During the last years, startling epidemiologic facts find pancreatic adenocarcinoma to be on the rise with rapidly increasing relevance for public health. Recent projections for the year 2030 predict pancreatic adenocarcinoma to range among the top three deadly cancers in the Western world (Matrisian and Berlin, Am Soc Clin Oncol Educ Book 35:e205–215, 2016; Rahib et al., Cancer Res 74:2913–2921, 2014).

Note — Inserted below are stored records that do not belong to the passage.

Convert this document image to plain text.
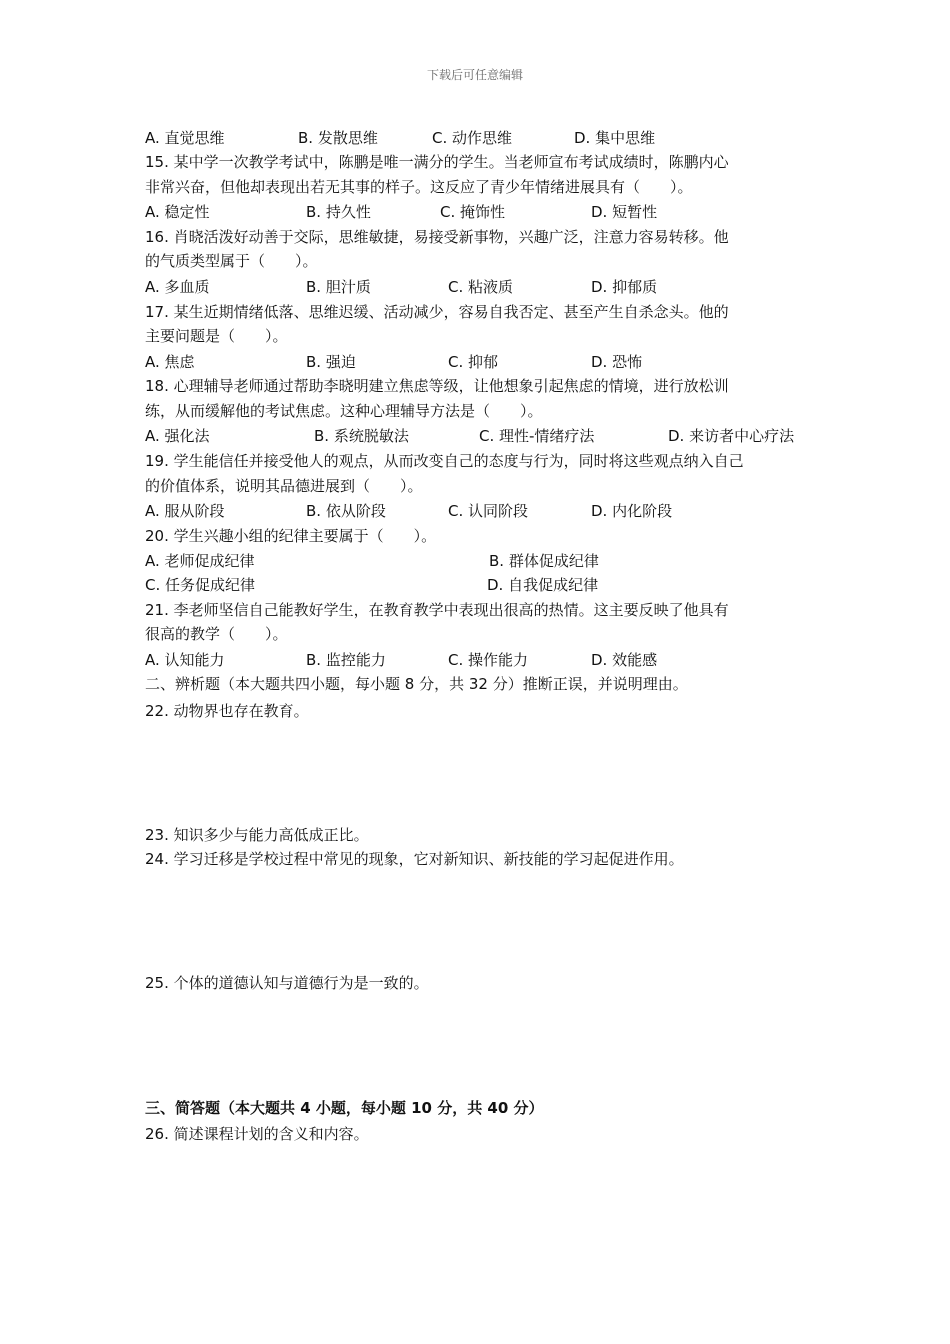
下载后可任意编辑
A. 直觉思维	B. 发散思维	C. 动作思维	D. 集中思维
15. 某中学一次教学考试中，陈鹏是唯一满分的学生。当老师宣布考试成绩时，陈鹏内心
非常兴奋，但他却表现出若无其事的样子。这反应了青少年情绪进展具有（　　）。
A. 稳定性	B. 持久性	C. 掩饰性	D. 短暂性
16. 肖晓活泼好动善于交际，思维敏捷，易接受新事物，兴趣广泛，注意力容易转移。他
的气质类型属于（　　）。
A. 多血质	B. 胆汁质	C. 粘液质	D. 抑郁质
17. 某生近期情绪低落、思维迟缓、活动减少，容易自我否定、甚至产生自杀念头。他的
主要问题是（　　）。
A. 焦虑	B. 强迫	C. 抑郁	D. 恐怖
18. 心理辅导老师通过帮助李晓明建立焦虑等级，让他想象引起焦虑的情境，进行放松训
练，从而缓解他的考试焦虑。这种心理辅导方法是（　　）。
A. 强化法	B. 系统脱敏法	C. 理性-情绪疗法	D. 来访者中心疗法
19. 学生能信任并接受他人的观点，从而改变自己的态度与行为，同时将这些观点纳入自己
的价值体系，说明其品德进展到（　　）。
A. 服从阶段	B. 依从阶段	C. 认同阶段	D. 内化阶段
20. 学生兴趣小组的纪律主要属于（　　）。
A. 老师促成纪律	B. 群体促成纪律
C. 任务促成纪律	D. 自我促成纪律
21. 李老师坚信自己能教好学生，在教育教学中表现出很高的热情。这主要反映了他具有
很高的教学（　　）。
A. 认知能力	B. 监控能力	C. 操作能力	D. 效能感
二、辨析题（本大题共四小题，每小题 8 分，共 32 分）推断正误，并说明理由。
22. 动物界也存在教育。
23. 知识多少与能力高低成正比。
24. 学习迁移是学校过程中常见的现象，它对新知识、新技能的学习起促进作用。
25. 个体的道德认知与道德行为是一致的。
三、简答题（本大题共 4 小题，每小题 10 分，共 40 分）
26. 简述课程计划的含义和内容。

As a result, early detection, correct staging, and adequate peri- and posttherapeutic imaging strategies must play a very important role in present and future oncology in general and in pancreatic adenocarcinoma in particular. This will be outlined and discussed in this chapter. Early tumor detection is one of the key factors for a potential cure by surgical resection. Major advances in MDCT (multidetector computed tomography), including 2D and 3D reconstruction, are highly useful in improving staging and postsurgical care. PET-CT is particularly helpful in differentiating between malignant and benign in complex clinical problems such as discriminating between autoimmune pancreatitis and pancreatic adenocarcinoma, identifying distant metastastic disease in the pretheraupeutic staging workup, and, furthermore, discriminating between benign fibrotic tissue and tumor recurrence in the follow-up after surgical resection.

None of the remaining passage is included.